Un film meritevolissimo sul Risorgimento. Ce n’é pochissimi su un argomento così importante per la vita degli italiani; e, tra questi, quelli seri si contano sulle dita di una mano (invece su porcherie, piene di violenza gratuita, gli italiani possono vedere migliaia di pellicole in più, per una scelta volontaria e nient’affatto necessaria operata da Rai, Mediaset, Sky…). Il film mostra l’unificazione d’Italia per quegli aspetti per cui essa può venire a buon diritto criticata, per le basi che ha avuto e per come è stata portata avanti.

In particolare, mostra come sono state tradite le aspirazioni della stragrande maggioranza di coloro che hanno lottato, e spesso sono morti, per avere questa unità: i repubblicani e i democratici. Per costoro l’unità doveva servire per cancellare la secolare, scandalosa ingiustizia aristocratica, che da sempre aveva trovato, in modi gravissimi,  l’appoggio interessato della Chiesa cattolica. Questi, che hanno lottato per l’affermazione dei diritti umani, ne vedevano garanzia preliminare anche nella liberazione dalla sudditanza da qualunque straniero: per questo cercavano l’indipendenza e l’unità, perchè queste erano funzionali almeno alla repubblica, e all’abbattimento dell’oltraggiosa ingiustizia dei nobili, come detto.

Tutto questo è stato negato: certi potenti, i piemontesi, hanno preso il posto di altri potenti, ma senza intaccare la sostanza: l’iniquità, che ha visto perdere i democratici, e quindi i poveri , e quindi gli interessi di ben oltre l’80% della popolazione.

Tra i grandi pregi: la fotografia (i garibaldini che cantano sull’Aspromonte al buio, a la Goya…); la recitazione (Servillo, Lo Cascio…, ma comunque di tutto un cast quanto mai variegato ed eterogeneo, e ciononostante all’altezza), la resa verosimile della realtà del tempo.
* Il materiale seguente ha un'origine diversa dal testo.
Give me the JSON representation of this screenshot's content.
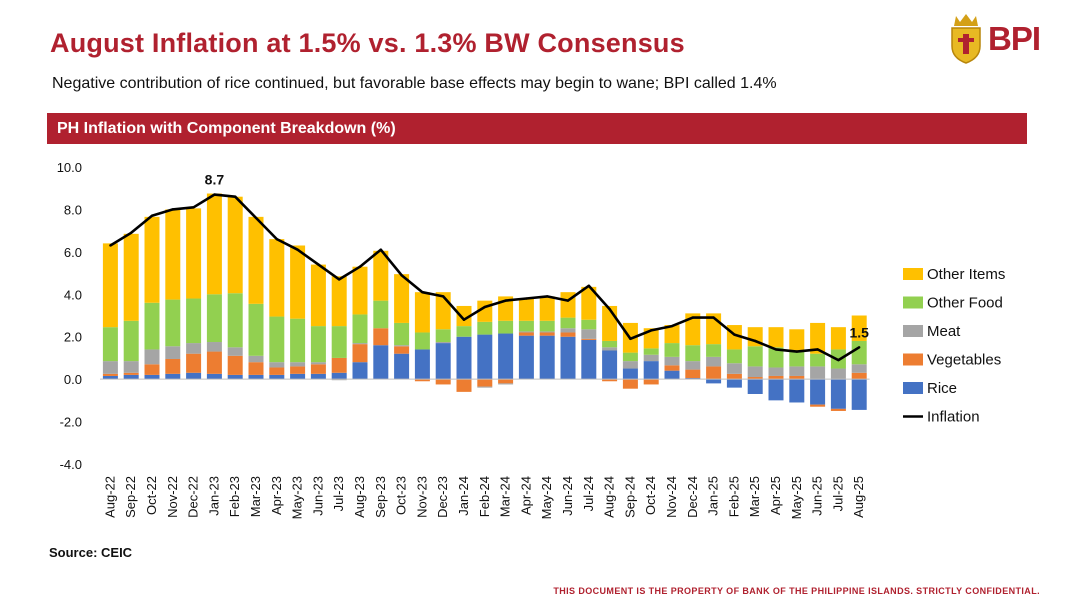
{
  "header": {
    "title": "August Inflation at 1.5% vs. 1.3% BW Consensus",
    "subtitle": "Negative contribution of rice continued, but favorable base effects may begin to wane; BPI called 1.4%",
    "logo_text": "BPI"
  },
  "banner": {
    "label": "PH Inflation with Component Breakdown (%)"
  },
  "footer": {
    "source": "Source: CEIC",
    "confidential": "THIS DOCUMENT IS THE PROPERTY OF BANK OF THE PHILIPPINE ISLANDS.  STRICTLY CONFIDENTIAL."
  },
  "colors": {
    "brand": "#b0212f",
    "Other Items": "#ffc000",
    "Other Food": "#92d050",
    "Meat": "#a5a5a5",
    "Vegetables": "#ed7d31",
    "Rice": "#4472c4",
    "Inflation": "#000000"
  },
  "chart_data": {
    "type": "bar",
    "stacked": true,
    "title": "PH Inflation with Component Breakdown (%)",
    "xlabel": "",
    "ylabel": "",
    "ylim": [
      -4,
      10
    ],
    "yticks": [
      10,
      8,
      6,
      4,
      2,
      0,
      -2,
      -4
    ],
    "ytick_labels": [
      "10.0",
      "8.0",
      "6.0",
      "4.0",
      "2.0",
      "0.0",
      "-2.0",
      "-4.0"
    ],
    "grid": false,
    "legend_position": "right",
    "categories": [
      "Aug-22",
      "Sep-22",
      "Oct-22",
      "Nov-22",
      "Dec-22",
      "Jan-23",
      "Feb-23",
      "Mar-23",
      "Apr-23",
      "May-23",
      "Jun-23",
      "Jul-23",
      "Aug-23",
      "Sep-23",
      "Oct-23",
      "Nov-23",
      "Dec-23",
      "Jan-24",
      "Feb-24",
      "Mar-24",
      "Apr-24",
      "May-24",
      "Jun-24",
      "Jul-24",
      "Aug-24",
      "Sep-24",
      "Oct-24",
      "Nov-24",
      "Dec-24",
      "Jan-25",
      "Feb-25",
      "Mar-25",
      "Apr-25",
      "May-25",
      "Jun-25",
      "Jul-25",
      "Aug-25"
    ],
    "series": [
      {
        "name": "Rice",
        "values": [
          0.15,
          0.2,
          0.2,
          0.25,
          0.3,
          0.25,
          0.2,
          0.2,
          0.2,
          0.25,
          0.25,
          0.3,
          0.8,
          1.6,
          1.2,
          1.4,
          1.7,
          2.0,
          2.1,
          2.15,
          2.05,
          2.05,
          2.0,
          1.85,
          1.35,
          0.5,
          0.85,
          0.4,
          0.05,
          -0.2,
          -0.4,
          -0.7,
          -1.0,
          -1.1,
          -1.2,
          -1.4,
          -1.45
        ]
      },
      {
        "name": "Vegetables",
        "values": [
          0.1,
          0.1,
          0.5,
          0.7,
          0.9,
          1.05,
          0.9,
          0.6,
          0.35,
          0.35,
          0.45,
          0.7,
          0.85,
          0.8,
          0.35,
          -0.1,
          -0.25,
          -0.6,
          -0.35,
          -0.2,
          0.15,
          0.15,
          0.2,
          0.05,
          -0.1,
          -0.45,
          -0.25,
          0.25,
          0.4,
          0.6,
          0.25,
          0.1,
          0.15,
          0.15,
          -0.1,
          -0.1,
          0.3
        ]
      },
      {
        "name": "Meat",
        "values": [
          0.6,
          0.55,
          0.7,
          0.6,
          0.5,
          0.45,
          0.4,
          0.3,
          0.25,
          0.2,
          0.1,
          -0.05,
          0.05,
          0.0,
          0.05,
          0.0,
          0.05,
          0.0,
          -0.05,
          -0.05,
          0.05,
          0.05,
          0.2,
          0.45,
          0.15,
          0.35,
          0.3,
          0.4,
          0.4,
          0.45,
          0.5,
          0.5,
          0.4,
          0.45,
          0.6,
          0.5,
          0.4
        ]
      },
      {
        "name": "Other Food",
        "values": [
          1.6,
          1.9,
          2.2,
          2.2,
          2.1,
          2.25,
          2.55,
          2.45,
          2.15,
          2.05,
          1.7,
          1.5,
          1.35,
          1.3,
          1.05,
          0.8,
          0.6,
          0.5,
          0.6,
          0.6,
          0.5,
          0.5,
          0.5,
          0.45,
          0.3,
          0.4,
          0.3,
          0.65,
          0.75,
          0.6,
          0.65,
          0.95,
          0.95,
          0.75,
          0.6,
          0.9,
          1.1
        ]
      },
      {
        "name": "Other Items",
        "values": [
          3.95,
          4.1,
          4.05,
          4.25,
          4.25,
          4.75,
          4.55,
          4.1,
          3.65,
          3.45,
          2.9,
          2.35,
          2.25,
          2.35,
          2.3,
          1.9,
          1.75,
          0.95,
          1.0,
          1.15,
          1.05,
          1.15,
          1.2,
          1.55,
          1.65,
          1.4,
          0.95,
          0.85,
          1.5,
          1.45,
          1.15,
          0.9,
          0.95,
          1.0,
          1.45,
          1.05,
          1.2
        ]
      }
    ],
    "line": {
      "name": "Inflation",
      "values": [
        6.3,
        6.9,
        7.7,
        8.0,
        8.1,
        8.7,
        8.6,
        7.6,
        6.6,
        6.1,
        5.4,
        4.7,
        5.3,
        6.1,
        4.9,
        4.1,
        3.9,
        2.8,
        3.4,
        3.7,
        3.8,
        3.9,
        3.7,
        4.4,
        3.3,
        1.9,
        2.3,
        2.5,
        2.9,
        2.9,
        2.1,
        1.8,
        1.4,
        1.3,
        1.4,
        0.9,
        1.5
      ]
    },
    "annotations": [
      {
        "category": "Jan-23",
        "text": "8.7"
      },
      {
        "category": "Aug-25",
        "text": "1.5"
      }
    ],
    "legend": [
      "Other Items",
      "Other Food",
      "Meat",
      "Vegetables",
      "Rice",
      "Inflation"
    ]
  }
}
La vita dei terroristi è fatta vedere per quella che era: per quanto tremendi, e ovviamente criticabili, questi avevano più ragione degli altri; tanto che, da morti, si sono visti intitolar le piazze e le strade (il motivo per cui certi terroristi, perseguitati ieri, poi sono potuti diventare gli eroi di oggi, dovrebbe già essere noto, per quanto paradossale; quindi non ci si può dilungare qui nei dettagli, anche per ragioni di spazio e di equilibrio complessivo della recensione).

Tra gli altri pregi: l’abilità nel rendere le scene corali (in carcere…, ma certo non solo lì); l’approfondimento psicologico dei protagonisti; la loro ricerca di verità, che informa la loro prassi, spesso contrassegnata da scelte affascinanti, ma anche estreme, financo eccessive.

Soprattutto, tra i pregi bisogna sottolineare questo: la violenza, e la ugualmente grave falsificazione, operate dal potere ufficiale, non vengono taciute, ma mostrate per quel che sono. Con tutti i danni che da ciò consegue, per chi cerca i diritti umani, e quindi una condizione imprescindibile per la propria felicità. Tra questi combattenti per avere diritti umani, di cui poi tutti godono, ci sono anche tanti “sognatori”, “idealisti” del Risorgimento: siamo anche a loro debitori se, almeno fino ad ora, godiamo di una costituzione (arrivata circa un secolo dopo la loro attività, e anche grazie alla loro attività, appunto) che ci permette di essere almeno relativamente liberi, e non proprio soltanto servi della gleba (e di tal enorme vantaggio ha goduto ben più dell’80% della popolazione cui facevamo riferimento prima).